Flexible working: how to negotiate the best deal for you

Flexible working changes are expected early next year, but how do you make the strongest case for new ways of working.

Older woman works at home on laptop


Flexible working legislation is changing, with the right to request flexible working from day one likely to come into effect next year. Currently those requesting flexible working have to wait 26 weeks. Other changes include an emphasis on consultation to find a solution and on employers looking at alternatives if they can’t accommodate the full request, a shortening of the time employers take to decide a case [down from three to two months] and a doubling in the number of times a person can request flexible working in a year – up from one to two. We asked four employment lawyers for their opinions.

They all anticipate a continued rise in the number of requests for flexible working. Over half [57%] of older workers say they are likely to request flexible working from day one in a new job when flexible working legislation changes, according to a recent pop-up poll by workingwise.co.uk. The lawyers are more divided about some of the other issues. Maria Hoeritzauer, a Partner at Crossland Employment Solicitors, the emphasis on consultation rather than on employees having to make the business case for flexible working is likely to make little difference.  “In practice, most employers already discuss and thereby consult with employees about their requests, particularly if they are concerned about the potential impact of the proposed changes upon the individual, the team and employer,” she says. 
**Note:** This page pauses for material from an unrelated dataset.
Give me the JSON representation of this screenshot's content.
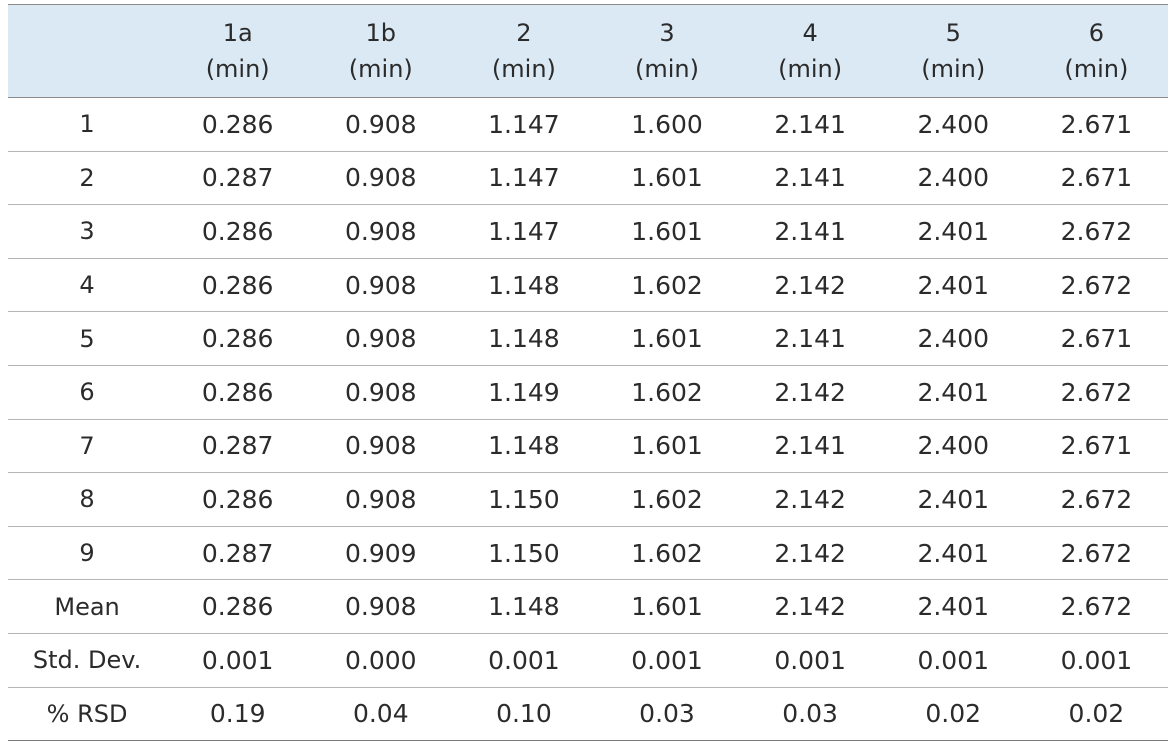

Charlotte Farrell and Tabytha Cunningham at Paris Smith LLP agree in part, but say that employees who work for employers who tend to make decisions without talking to their employees or considering the merits of their request fully, will see their rights strengthened, giving them more grounds on which to challenge an employer’s decision. They add: “It may also encourage individuals to challenge rejections more in the future as well, as there will be a clear ground to challenge it on if the consultation hasn’t taken place.”  

Nikki Sharpe, employment expert at Best Solicitors, thinks that, combined with other aspects of the new legislation, the requirement to consult could make a difference.  She thinks employers may be behind when it comes to understanding the new criteria, which also includes employees being able to make two requests in a year and employers having to respond within two rather than three months as well as considering alternative ways of working if they turn a request down. She says this  could open them up to litigation.  Nevertheless, she says that it is unclear how the legislation will work in practice because it is unclear whether, for instance, the requirement to consider alternative ways of working will be just soft guidance or mandatory. 

All four lawyers agree that it is still important to consider the impact on the business. Hoeritzauer says: “I consider that an employee making a flexible working request should, if possible, provide as much information as possible about the proposed change, including the impact on their work, their team and the organisation. Whilst this may not be required, it does allow the employer to consider the request more fully ahead of any meetings to discuss the request and in turn, to make an informed decision.”

Sharpe agrees, saying that, since the changes have yet to be ratified, employees should still consider the potential impact on the business  and adds that this should make it easier for an employer to approve a request.

Cunningham and Farrell  state: “It is more likely that an employer will accept a request where they can clearly see that the changes are not going to have an impact on the business. It also helps show that the employee is considering how their working pattern could impact on their colleagues, clients/customers or the service they are providing. This can be reassuring for employers and can help build trust between the employee and employer.” 

They add: “Carrying out this review as part of the process could also help the employee when they are putting together their flexible working proposal. It may highlight where there may be pinch points in the week or month which could make their proposed working arrangement tricky and raise issues they may want to take into account when putting forward their proposal. For example, if they are asking for a Friday off each week but there are already three members of a team who do not work on Fridays, then the employee may want to consider whether they need to have the Friday off or whether suggesting a Monday may also work for them personally and be more likely to be accepted due to the team dynamic.”

So how do you make the best possible case for flexible working?

The main thing is to try and put yourself in your employer’s position and to pre-empt any potential difficulties your request might bring and to be honest, for instance, if there are additional costs involved it is important to admit and justify them.

That can involve showing how your work can successfully be carried out under the proposed new working pattern, demonstrating that it will not harm the business and pointing out that it may even have business advantages. For instance, if requesting remote working, it may be that there are parts of a job that can be done more effectively from home without distraction, such as analysis, reading, strategic thinking or writing reports.

For job shares, it is worth putting forward how this might work in terms of handovers, communication with team members or clients and so forth and researching examples of successful job share partnerships. Job shares are still rare enough for many managers not to have come across them so they may need persuading. Demonstrating that you have thought everything through will help.

For part-time work, it is important to think through whether there are certain days or hours which need less cover. Are there certain tasks that could be delegated allowing other staff the chance to act up? If managers are dubious, it might be worth suggesting a trial period, but if you opt for this ensure there is a proper review process.

It is important to methodically think through the tasks a job involves and whether they can be done differently, from a different location, at different times and so forth.

It is also good to have a compromise solution, since the flexible working process is a negotiation. It may be, for instance, that with some homeworking a person who requests part time could work full time or that they could work less at certain less busy times of the year.